The gold market development organisation the World Gold Council reported in its latest ‘Gold Demand Trends’ report that global gold demand reached 2 335 t in the first half of 2016 with investment reaching record half year levels, 16% higher than the previous record in the first half of 2009.
The second quarter of 2016 continued in the same vein as the first quarter this year with overall gold demand growing to 1 050 t, up 15% from the second quarter 2015 figure of 910 t, driven by considerable and consistent investment demand.
The World Gold Council reports that investment demand reached 448 t as investors sought risk diversification and a safe store of value in the face of continued political, economic and social instability.
Exchange-traded funds (ETFs) had a stellar first half of the year at almost 580 t due to the additional inflows in of 237 t in the second quarter.
Bar and coin demand was also up in a number of markets in the period under review, including in the USA at 25 t (up 101%), leading to a total of first half bar and coin investment of 485 t, 4% higher than the first half of 2016.
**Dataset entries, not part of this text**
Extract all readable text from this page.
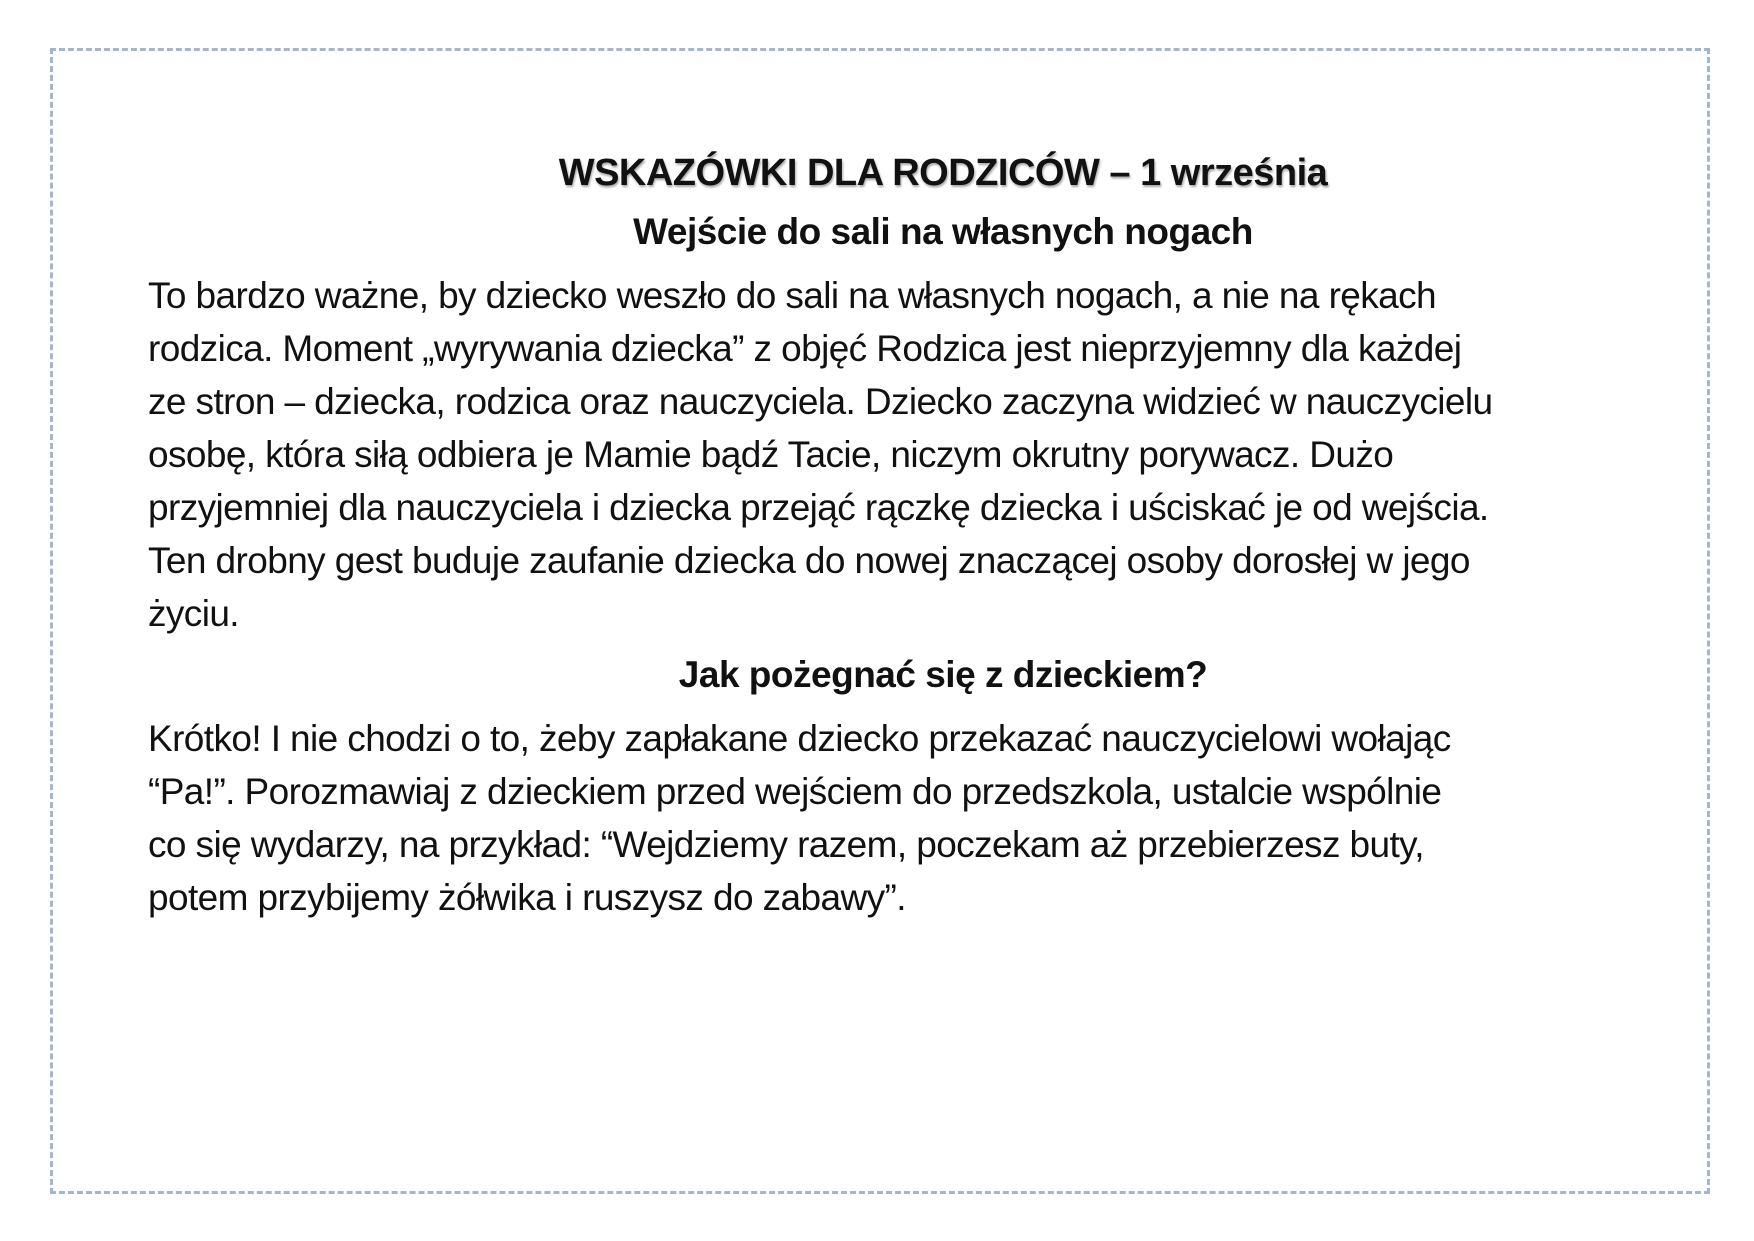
WSKAZÓWKI DLA RODZICÓW – 1 września
Wejście do sali na własnych nogach

To bardzo ważne, by dziecko weszło do sali na własnych nogach, a nie na rękach
rodzica. Moment „wyrywania dziecka” z objęć Rodzica jest nieprzyjemny dla każdej
ze stron – dziecka, rodzica oraz nauczyciela. Dziecko zaczyna widzieć w nauczycielu
osobę, która siłą odbiera je Mamie bądź Tacie, niczym okrutny porywacz. Dużo
przyjemniej dla nauczyciela i dziecka przejąć rączkę dziecka i uściskać je od wejścia.
Ten drobny gest buduje zaufanie dziecka do nowej znaczącej osoby dorosłej w jego
życiu.

Jak pożegnać się z dzieckiem?

Krótko! I nie chodzi o to, żeby zapłakane dziecko przekazać nauczycielowi wołając
“Pa!”. Porozmawiaj z dzieckiem przed wejściem do przedszkola, ustalcie wspólnie
co się wydarzy, na przykład: “Wejdziemy razem, poczekam aż przebierzesz buty,
potem przybijemy żółwika i ruszysz do zabawy”.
A cause and effect of the growth in investment demand was a 25% rise in the US dollar gold price – the strongest first half price gain since 1980.
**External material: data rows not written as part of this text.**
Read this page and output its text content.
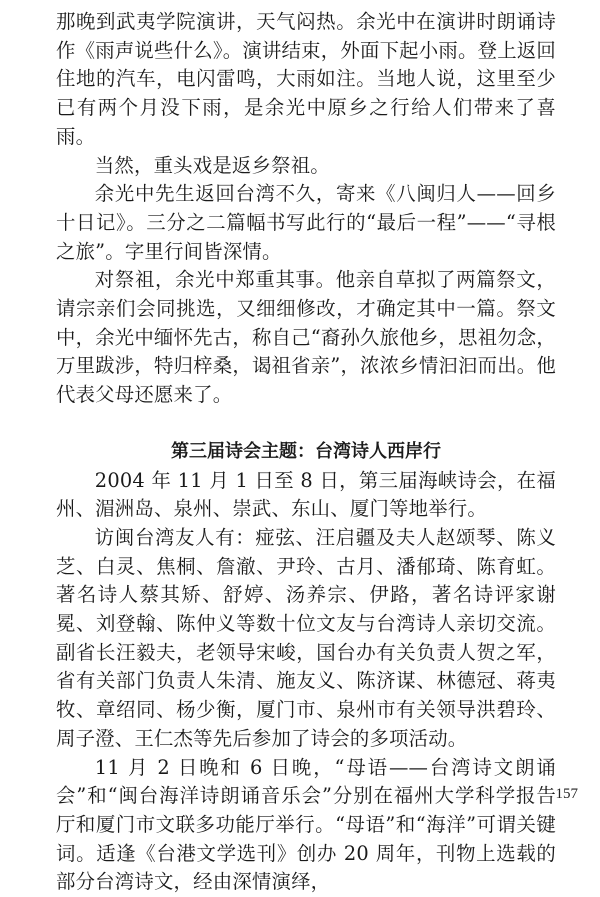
那晚到武夷学院演讲，天气闷热。余光中在演讲时朗诵诗作《雨声说些什么》。演讲结束，外面下起小雨。登上返回住地的汽车，电闪雷鸣，大雨如注。当地人说，这里至少已有两个月没下雨，是余光中原乡之行给人们带来了喜雨。

当然，重头戏是返乡祭祖。

余光中先生返回台湾不久，寄来《八闽归人——回乡十日记》。三分之二篇幅书写此行的“最后一程”——“寻根之旅”。字里行间皆深情。

对祭祖，余光中郑重其事。他亲自草拟了两篇祭文，请宗亲们会同挑选，又细细修改，才确定其中一篇。祭文中，余光中缅怀先古，称自己“裔孙久旅他乡，思祖勿念，万里跋涉，特归梓桑，谒祖省亲”，浓浓乡情汩汩而出。他代表父母还愿来了。

第三届诗会主题：台湾诗人西岸行

2004 年 11 月 1 日至 8 日，第三届海峡诗会，在福州、湄洲岛、泉州、崇武、东山、厦门等地举行。

访闽台湾友人有：痖弦、汪启疆及夫人赵颂琴、陈义芝、白灵、焦桐、詹澈、尹玲、古月、潘郁琦、陈育虹。著名诗人蔡其矫、舒婷、汤养宗、伊路，著名诗评家谢冕、刘登翰、陈仲义等数十位文友与台湾诗人亲切交流。副省长汪毅夫，老领导宋峻，国台办有关负责人贺之军，省有关部门负责人朱清、施友义、陈济谋、林德冠、蒋夷牧、章绍同、杨少衡，厦门市、泉州市有关领导洪碧玲、周子澄、王仁杰等先后参加了诗会的多项活动。

11 月 2 日晚和 6 日晚，“母语——台湾诗文朗诵会”和“闽台海洋诗朗诵音乐会”分别在福州大学科学报告厅和厦门市文联多功能厅举行。“母语”和“海洋”可谓关键词。适逢《台港文学选刊》创办 20 周年，刊物上选载的部分台湾诗文，经由深情演绎，

157
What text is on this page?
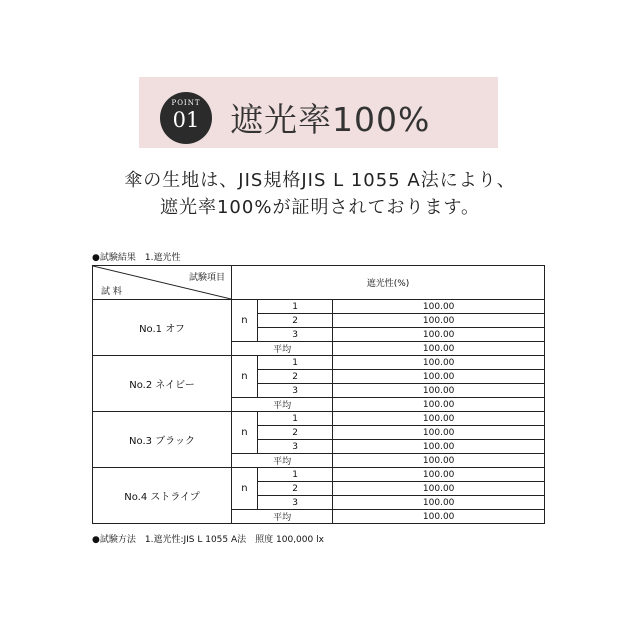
POINT
01 遮光率100%
傘の生地は、JIS規格JIS L 1055 A法により、
遮光率100%が証明されております。
●試験結果　1.遮光性
試験項目
試 料	遮光性(%)		
No.1 オフ	n	1	100.00
		2	100.00
		3	100.00
	平均		100.00
No.2 ネイビー	n	1	100.00
		2	100.00
		3	100.00
	平均		100.00
No.3 ブラック	n	1	100.00
		2	100.00
		3	100.00
	平均		100.00
No.4 ストライプ	n	1	100.00
		2	100.00
		3	100.00
	平均		100.00
●試験方法　1.遮光性:JIS L 1055 A法　照度 100,000 lx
This contributed to lacklustre consumer purchasing, particularly in price sensitive markets. While there were increases for jewellery demand in the USA (up 1%) and Iran (up 10%), the customary powerhouses of China and India saw drops in the second quarter of 15% to 144 t and 20% to 98 t, respectively.
India was further impacted by rural incomes remaining under pressure, as well as the government’s decision to increase excise duty, while China faced a challenging quarter against a relatively soft economic backdrop and the implementation of new hallmarking legislation in May.
Meanwhile, Central bank demand decreased 40% (77 t) in the second quarter of 2016 , compared to 127 t in the same period last year, resulting in net purchases for the first half now totalling 185 t.
While this quarter was the lowest level of net purchases since the second quarter of 2011, it comes amid a significant rise in gold prices over the first half, dramatically increasing the value of central bank gold holdings to US$1.4 trillion.
Central banks are still expected to be key contributors to global demand, as gold provides diversification from currency reserves and most notably, the dollar.
Alistair Hewitt, head of market intelligence at the World Gold Council, says that the strength of this quarter’s demand means that the first half of 2016 has been the second highest for gold on record, weighing in at 2 335 t.
“The global picture for gold is dominated by considerable and continued investment demand driven by the West as investors rebalance their investments in response to the ever-expanding pool of negative yielding government bonds and heightened political and economic uncertainty,” says Hewitt.
The foundations for this demand are strong and diverse, drawing on a broad spectrum of investors accessing gold via a range of products, with gold-backed ETFs and bars and coins performing particularly strongly.
“But the global gold market is, and has always been, based on balance: so whilst investment is currently the largest component of demand, we see a gradual return for the jewellery market in the second half of 2016,” Hewitt comments.
Total supply for the second quarter of 2016 saw an increase of 10% to 1 145 t compared to 1 042 t in the second quarter of 2015.
The World Gold Council report notes that the primary driver of this increase was recycling, which saw a significant rise of 23%, as consumers capitalised on the rising gold price, leading to first half recycled gold supply of 687 t, 10% higher than the 626 t seen in the first half of 2015.
Mine production remained broadly flat at 787 t (790 t in the second quarter of 2015), while gold producers added 30 t to the hedgebook.